I'm trying to understand this statement. The free group $F_2=\langle a,b\rangle$ is freely generated, so by the definition there is a homomorphism from $F_2$ to $\mathbb{Z}\oplus\mathbb{Z}=\{c^m,d^n\mid m,n\in\mathbb{Z}\}$, sending $a$ to $c$ and $b$ to $d$. Let $K$ be its kernel and $N$ is the normal closure of $aba^{-1}b^{-1}$. Thus $$\mathbb{Z}\oplus\mathbb{Z}\cong F_2/K, \quad \langle a,b\mid aba^{-1}b^{-1}\rangle\cong F_2/N.$$ Since $N$ is the smallest normal subgroup that contains $aba^{-1}b^{-1}$, it is clear that $N\subset K$.

Now my question is how to verify $K\subset N$.

In Bowditch's note A course on geometric group theory says $F_2/N$ is abelian (I think it is because of $aba^{-1}b^{-1}$), and it is generated by $Na$ and $Nb$ which commute. Thus a typical element has the form $Na^mb^n$. This gets sent to $c^md^n$ under the natural map to $\mathbb{Z}\oplus\mathbb{Z}=F_2/K$. But I'm completely confused by the following statement:

If this is the identity, then $m=n=0$. This shows that $N=K$ as claimed.

Why do we consider the identity and how do we get the equation?

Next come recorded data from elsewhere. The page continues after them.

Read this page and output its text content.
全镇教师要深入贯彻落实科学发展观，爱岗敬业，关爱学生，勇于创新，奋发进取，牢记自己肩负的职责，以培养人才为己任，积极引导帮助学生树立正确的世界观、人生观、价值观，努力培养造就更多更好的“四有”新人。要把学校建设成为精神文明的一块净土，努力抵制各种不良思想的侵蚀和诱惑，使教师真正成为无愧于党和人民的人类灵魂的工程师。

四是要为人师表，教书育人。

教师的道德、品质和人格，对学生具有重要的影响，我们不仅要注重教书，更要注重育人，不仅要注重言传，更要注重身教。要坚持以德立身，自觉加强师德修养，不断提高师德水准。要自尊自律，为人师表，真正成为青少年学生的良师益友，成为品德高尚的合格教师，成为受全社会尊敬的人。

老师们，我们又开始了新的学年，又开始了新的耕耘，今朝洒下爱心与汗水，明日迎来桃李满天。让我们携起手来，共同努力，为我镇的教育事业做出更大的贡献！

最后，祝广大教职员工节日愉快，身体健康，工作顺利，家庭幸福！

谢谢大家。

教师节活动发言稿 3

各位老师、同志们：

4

Then why can we deduce the inclusion relationship from this equation?

Answer 1

Let me first rephrase your question:

Consider the map: $$\begin{aligned} \varphi: F_2&\rightarrow \mathbb{Z}\oplus \mathbb{Z}\\ a &\mapsto (1,0)\\ b &\mapsto (0,1) \end{aligned}$$ Let $K:=\ker\varphi$ and $N:=$ the normal closure of $\{aba^{-1}b^{-1}\}$. You want to prove that $K= N$.

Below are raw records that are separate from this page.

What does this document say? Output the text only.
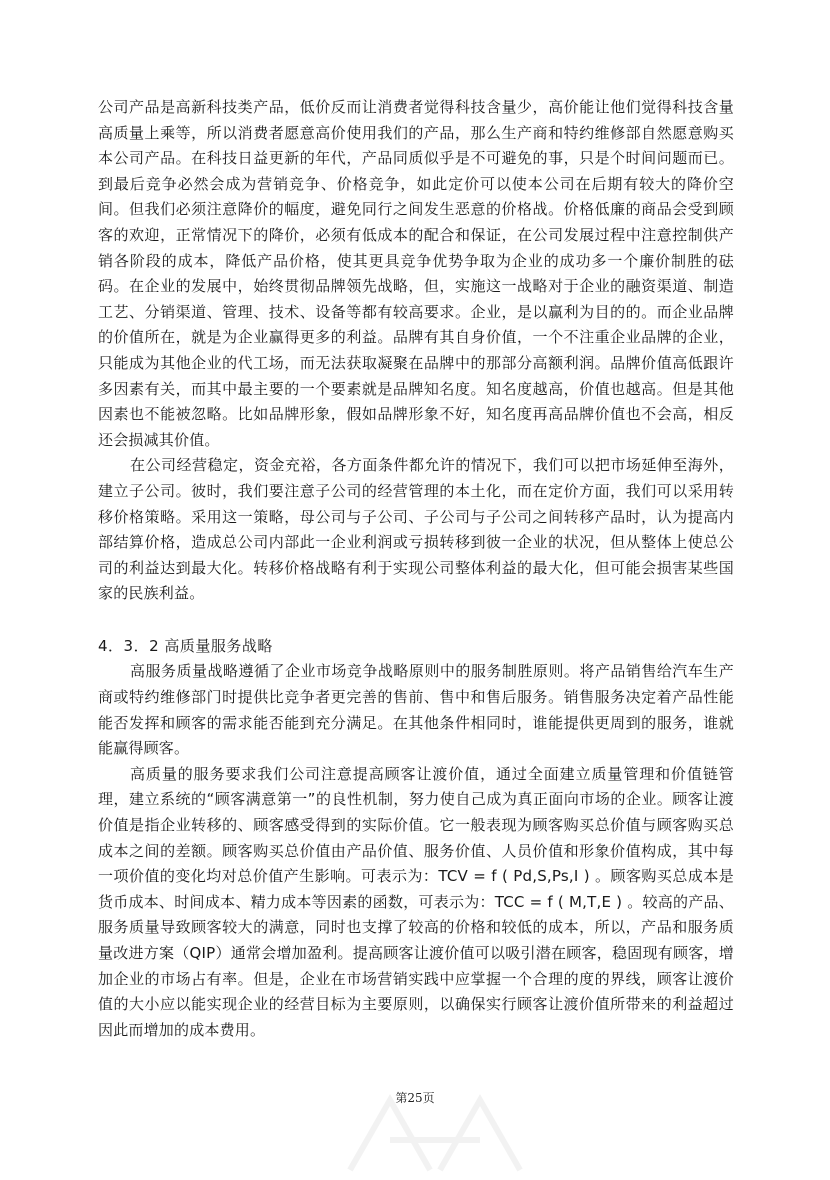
公司产品是高新科技类产品，低价反而让消费者觉得科技含量少，高价能让他们觉得科技含量高质量上乘等，所以消费者愿意高价使用我们的产品，那么生产商和特约维修部自然愿意购买本公司产品。在科技日益更新的年代，产品同质似乎是不可避免的事，只是个时间问题而已。到最后竞争必然会成为营销竞争、价格竞争，如此定价可以使本公司在后期有较大的降价空间。但我们必须注意降价的幅度，避免同行之间发生恶意的价格战。价格低廉的商品会受到顾客的欢迎，正常情况下的降价，必须有低成本的配合和保证，在公司发展过程中注意控制供产销各阶段的成本，降低产品价格，使其更具竞争优势争取为企业的成功多一个廉价制胜的砝码。在企业的发展中，始终贯彻品牌领先战略，但，实施这一战略对于企业的融资渠道、制造工艺、分销渠道、管理、技术、设备等都有较高要求。企业，是以赢利为目的的。而企业品牌的价值所在，就是为企业赢得更多的利益。品牌有其自身价值，一个不注重企业品牌的企业，只能成为其他企业的代工场，而无法获取凝聚在品牌中的那部分高额利润。品牌价值高低跟许多因素有关，而其中最主要的一个要素就是品牌知名度。知名度越高，价值也越高。但是其他因素也不能被忽略。比如品牌形象，假如品牌形象不好，知名度再高品牌价值也不会高，相反还会损减其价值。

在公司经营稳定，资金充裕，各方面条件都允许的情况下，我们可以把市场延伸至海外，建立子公司。彼时，我们要注意子公司的经营管理的本土化，而在定价方面，我们可以采用转移价格策略。采用这一策略，母公司与子公司、子公司与子公司之间转移产品时，认为提高内部结算价格，造成总公司内部此一企业利润或亏损转移到彼一企业的状况，但从整体上使总公司的利益达到最大化。转移价格战略有利于实现公司整体利益的最大化，但可能会损害某些国家的民族利益。

4．3．2 高质量服务战略

高服务质量战略遵循了企业市场竞争战略原则中的服务制胜原则。将产品销售给汽车生产商或特约维修部门时提供比竞争者更完善的售前、售中和售后服务。销售服务决定着产品性能能否发挥和顾客的需求能否能到充分满足。在其他条件相同时，谁能提供更周到的服务，谁就能赢得顾客。

高质量的服务要求我们公司注意提高顾客让渡价值，通过全面建立质量管理和价值链管理，建立系统的“顾客满意第一”的良性机制，努力使自己成为真正面向市场的企业。顾客让渡价值是指企业转移的、顾客感受得到的实际价值。它一般表现为顾客购买总价值与顾客购买总成本之间的差额。顾客购买总价值由产品价值、服务价值、人员价值和形象价值构成，其中每一项价值的变化均对总价值产生影响。可表示为：TCV = f ( Pd,S,Ps,I ) 。顾客购买总成本是货币成本、时间成本、精力成本等因素的函数，可表示为：TCC = f ( M,T,E ) 。较高的产品、服务质量导致顾客较大的满意，同时也支撑了较高的价格和较低的成本，所以，产品和服务质量改进方案（QIP）通常会增加盈利。提高顾客让渡价值可以吸引潜在顾客，稳固现有顾客，增加企业的市场占有率。但是，企业在市场营销实践中应掌握一个合理的度的界线，顾客让渡价值的大小应以能实现企业的经营目标为主要原则，以确保实行顾客让渡价值所带来的利益超过因此而增加的成本费用。

第25页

For this purpose, since you have shown $N\subseteq K$, $\varphi$ factors through $$ \begin{aligned} \bar{\varphi}:F_2/N&\rightarrow \mathbb{Z}\oplus \mathbb{Z}\\ aN &\mapsto (1,0)\\ bN &\mapsto (0,1) \end{aligned}$$ and it suffices to prove that $\ker\bar{\varphi}=1\cdot N$ is trivial.

Now take any element in $v\in \ker\bar{\varphi}$. Since it is an element in $F_2/N$ and $abN=baN$, $v$ can be written as the form $a^mb^n N$. Hence: $$ (0,0)=\bar{\varphi}(a^mb^n N)=(m,n)$$ which means $m=n=0$ by construction of $\mathbb{Z}\oplus \mathbb{Z}$. Therefore $v= 1\cdot N$ and $\ker\bar{\varphi}=1\cdot N$ as desired.

Hope this helps.